Most of the money--$1.7 million--consisted of commissions he received for his role in laundering millions of dollars in drug money between the United States and Mexico
The unidentified informant, described in court papers as CW-1, came under attack by defense lawyers Friday during a lengthy pretrial hearing before U.S. District Judge Lourdes Baird.
Three prominent Mexican banks and more than a dozen Mexican bankers, lawyers and businessmen are to go on trial at the end of March on charges of money laundering. It is the first of four trials set in the case.
A Los Angeles federal grand jury indicted more than 100 Mexican, Venezuelan and Colombian citizens in May after a 2 1/2-year investigation by the U.S. Customs Service.

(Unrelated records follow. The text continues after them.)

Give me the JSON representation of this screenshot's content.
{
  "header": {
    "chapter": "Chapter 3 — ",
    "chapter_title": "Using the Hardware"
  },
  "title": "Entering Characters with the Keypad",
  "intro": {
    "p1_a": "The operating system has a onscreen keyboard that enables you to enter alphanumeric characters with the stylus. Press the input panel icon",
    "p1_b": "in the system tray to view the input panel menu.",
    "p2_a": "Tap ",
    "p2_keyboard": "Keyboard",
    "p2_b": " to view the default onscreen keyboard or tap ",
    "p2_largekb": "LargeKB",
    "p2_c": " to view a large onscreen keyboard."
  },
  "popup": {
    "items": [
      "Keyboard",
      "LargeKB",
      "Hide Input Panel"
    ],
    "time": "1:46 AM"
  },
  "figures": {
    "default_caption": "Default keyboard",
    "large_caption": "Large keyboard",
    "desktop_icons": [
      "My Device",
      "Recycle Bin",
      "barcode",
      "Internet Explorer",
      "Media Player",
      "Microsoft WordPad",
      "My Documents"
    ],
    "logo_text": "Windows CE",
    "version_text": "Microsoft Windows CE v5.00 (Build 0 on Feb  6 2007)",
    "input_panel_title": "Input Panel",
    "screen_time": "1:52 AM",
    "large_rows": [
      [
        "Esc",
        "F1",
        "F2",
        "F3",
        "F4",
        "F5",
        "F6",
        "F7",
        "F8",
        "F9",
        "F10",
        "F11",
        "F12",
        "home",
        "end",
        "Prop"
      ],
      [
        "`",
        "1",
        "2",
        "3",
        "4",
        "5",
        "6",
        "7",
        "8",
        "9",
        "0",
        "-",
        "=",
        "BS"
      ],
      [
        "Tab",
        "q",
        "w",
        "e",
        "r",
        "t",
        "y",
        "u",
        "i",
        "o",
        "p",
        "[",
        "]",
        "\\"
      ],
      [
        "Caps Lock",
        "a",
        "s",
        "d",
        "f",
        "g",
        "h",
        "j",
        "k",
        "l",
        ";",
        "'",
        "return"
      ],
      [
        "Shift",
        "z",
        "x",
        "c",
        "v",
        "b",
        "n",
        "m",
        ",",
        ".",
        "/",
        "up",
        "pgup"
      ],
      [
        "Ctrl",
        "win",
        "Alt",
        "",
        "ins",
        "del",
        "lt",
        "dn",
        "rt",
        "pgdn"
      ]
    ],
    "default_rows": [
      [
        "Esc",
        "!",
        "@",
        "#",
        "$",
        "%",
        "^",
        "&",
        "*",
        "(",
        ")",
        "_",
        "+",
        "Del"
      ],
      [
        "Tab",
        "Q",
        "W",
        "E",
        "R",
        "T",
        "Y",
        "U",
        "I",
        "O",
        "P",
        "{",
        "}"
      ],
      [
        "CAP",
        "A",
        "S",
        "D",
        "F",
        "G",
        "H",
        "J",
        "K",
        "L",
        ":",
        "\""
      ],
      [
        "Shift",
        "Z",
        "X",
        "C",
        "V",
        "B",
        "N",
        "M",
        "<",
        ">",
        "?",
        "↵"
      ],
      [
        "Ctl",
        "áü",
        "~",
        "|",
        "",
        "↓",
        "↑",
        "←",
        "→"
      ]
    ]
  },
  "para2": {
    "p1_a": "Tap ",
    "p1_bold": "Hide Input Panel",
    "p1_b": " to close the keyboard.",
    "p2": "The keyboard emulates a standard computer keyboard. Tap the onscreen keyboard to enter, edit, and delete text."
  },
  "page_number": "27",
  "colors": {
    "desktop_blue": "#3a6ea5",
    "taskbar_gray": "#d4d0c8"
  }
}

About 70 of the suspects are fugitives.
Operating out of a storefront in Sante Fe Springs, undercover Customs Service agents used CW-1 to help them pose as money launderers, taking assignments from drug cartels in Juarez, Mexico, and Cali, Colombia.
The undercover operative, who is believed to be a naturalized U.S. citizen born in Colombia, was involved in Operation Polar Cap, another major money laundering probe, according to previously released government documents.
On Friday, Michael Pancer, attorney for defendant Katy Kissel Belfer, cited the payments as an example of government misconduct.
"The fact that CW-1 received more than $1.7 million in commission from 1995 through 1998 provides perverse incentive for the informant to manufacture crime, and is corroborative of the fact that Ms. Kissel was snared in the informant's scheme as a way to help the informant 'earn' yet more money," Pancer said in a brief filed with the court.
Other attorneys also criticized the payments.
Outside the courtroom, prosecutors defended the payments to the operative.
Assistant U.S. Attys. Joseph A. Brandolino and Julie Shemitz said the payments were not excessive, given the scope of the investigation and the enormous personal risks taken by the operative.
"For the rest of his life, he has to look over his shoulder," Shemitz said.
"He worked full time--he had to be available 24 hours a day--for the entire length of the investigation," Brandolino said. "The defense attack on him is unfair."
In addition to the $1.7 million in commissions, the operative received more than $382,000 for information he gave to the government and $99,000 to cover expenses.
Another undercover operative, identified as CW-2, received about $318,000 from 1993 to 1998, according to court documents.
The government has agreed to disclose the names of the informants to defense lawyers 30 days before the trial starts.
Baird is expected to rule within about a week on the charge of government misconduct and other grounds cited by defense lawyers for dismissing the case.